Time for another Michael Haneke movie, this
time the 2003 German flick, TIME OF THE WOLF. This flick is Haneke's crack at
post-apocalyptic fiction and he does a good job. It makes me wonder if Cormac
McCarthy saw this flick before he wrote THE ROAD. Did you, Cormac? I'm curious!
The film gets off to a surprising start: we're
already post apocalypse, and a family arrives at their home with a car
well-stocked full of supplies. Looks like these people have their shit together
and have a chance to survive whatever the rest of the movie has in store.
Except as soon as they step into their own home, they're confronted by a family
of squatters. And before you know it, dad's dead and the supplies are gone.

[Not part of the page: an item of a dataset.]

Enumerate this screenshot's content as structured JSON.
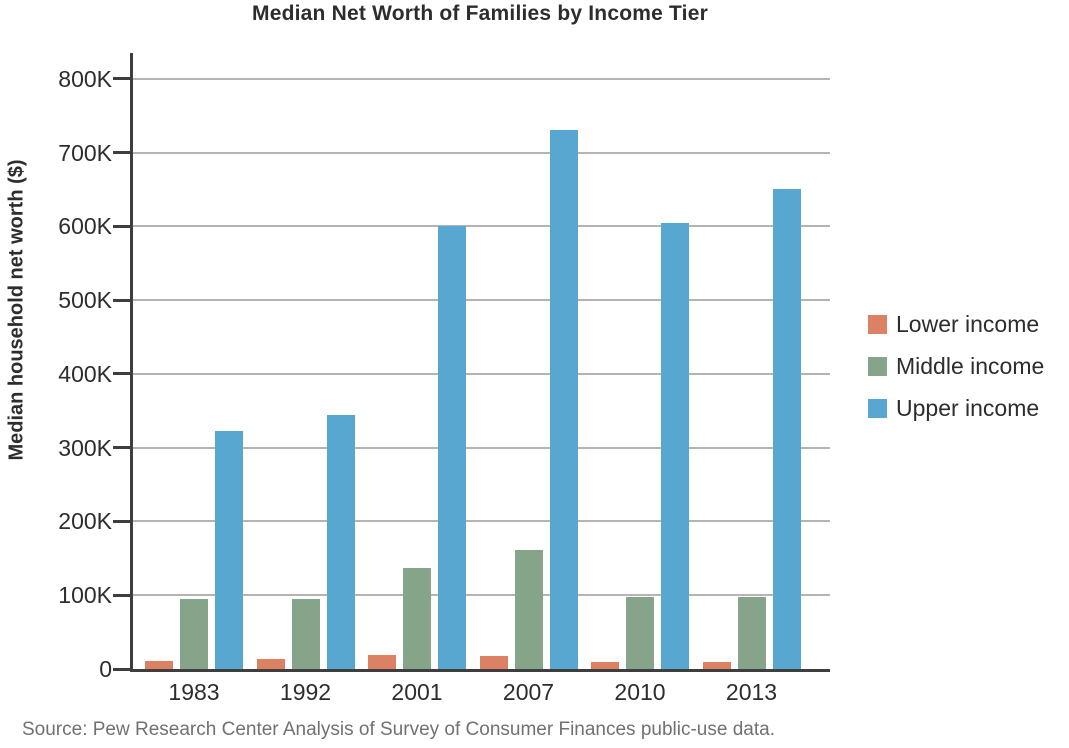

Mom (Isabelle Huppert) takes to the road with
kids and searches for supplies and a place to stay, but it's the apocalypse, so
people are reluctant to help. The older of the two kids is her daughter (Anais
Demoustier) and she has a younger son as well (Lucas Biscombe). Eventually the
family meets up with a self-reliant, almost feral young man (Hakim Taleb) who
joins their group and continues with them until they come upon a community of
survivors who live in a warehouse near a train station, waiting for a train
that may never come.
No cause for this apocalypse is ever given.
The land is shrouded in fog, people are running out of food, and there's no law
and order. That's all we know. Haneke shoots with natural light, does his usual
thing of keeping his grim subjects at arms length, but still manages a hopeful
and powerfully emotional ending, both literally and symbolically.
You might be wondering how this is a horror
film. In this one, regular people are the monsters.